Palestinian woman Hiyam Qudih cooks in front of her family's building destroyed in the Israeli bombardment of the Gaza Strip in the village of Khuza'a Nov. 26, on the third day of a temporary ceasefire between Hamas and Israel. (AP/Adel Hana)
Merton makes this claim about the true meaning of Advent and Christmas boldly and poetically when he writes:
Into this world, this demented inn, in which there is absolutely no room for Him at all, Christ has come uninvited. But because He cannot be at home in it, because He is out of place in it, and yet He must be in it, His place is with those others for whom there is no room. His place is with those who do not belong, who are rejected by power because they are regarded as weak, those who are discredited, who are denied the status of persons, tortured, exterminated. With those for whom there is no room, Christ is present in this world. He is mysteriously present in those for whom there seems to be nothing but the world at its worst. For them, there is no escape even in imagination. They cannot identify with the power structure of a crowded humanity which seeks to project itself outward, anywhere, in a centrifugal flight into the void, to get out there where there is no God, no man, no name, no identity, no weight, no self, nothing but the bright, self-directed, perfectly obedient and infinitely expensive machine.

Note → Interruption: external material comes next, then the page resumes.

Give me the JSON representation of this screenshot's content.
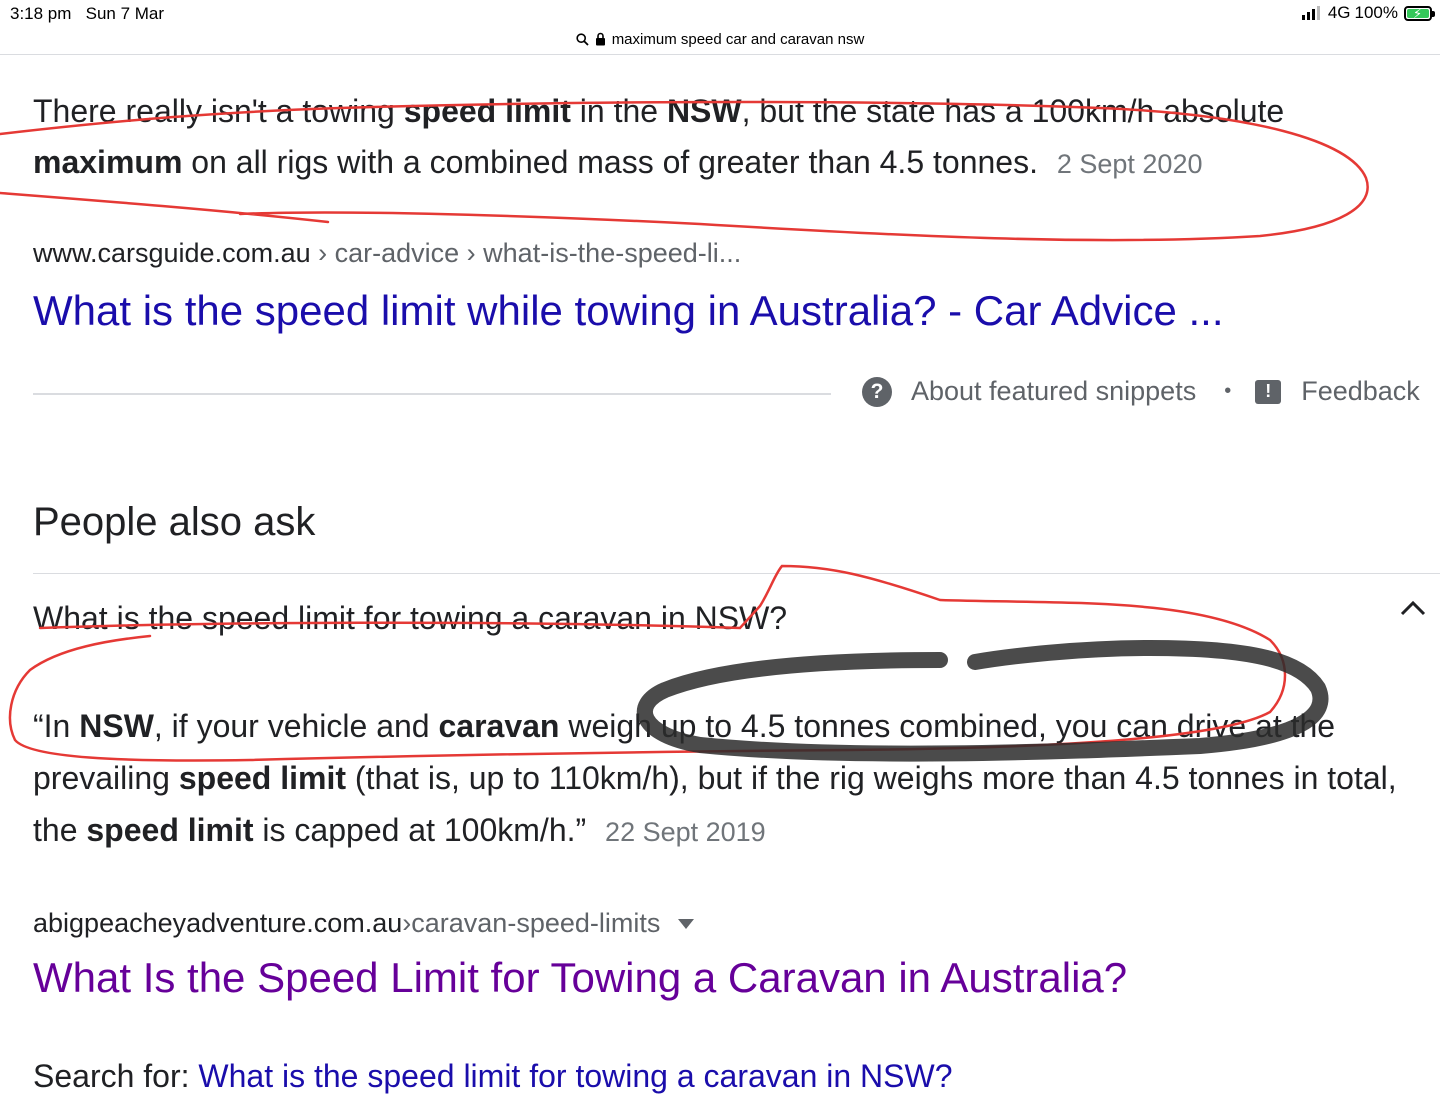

As we begin the season of Advent this weekend, perhaps we might spend some time thinking about a celebration of hope that finds its meaning not in escapism or superficial optimism, but the powerful sign of divine love contained in God really entering the messiness, the painful, suffering, broken world in which we find ourselves.
This Advent, I will be thinking about what it means for Christ to enter this world in solidarity with the Israelis and Palestinians, Ukrainians and Syrians, Ethiopians and Afghans, and so many others caught in the violence of war and conflict; in solidarity with the LGTBQ+ community that continues to be marginalized, abused and killed, especially trans people of color; in solidarity with refugees, migrants and undocumented people seeking safety across the globe; and in solidarity with all others who are powerless or forgotten.
Most importantly, I want to spend time this Advent thinking about what it means to call myself a Christian during this season when Christ entered this world in solidarity with all those who do not belong and who are pushed to the margins of our church and society. How might we be more Christ-like this Advent and beyond?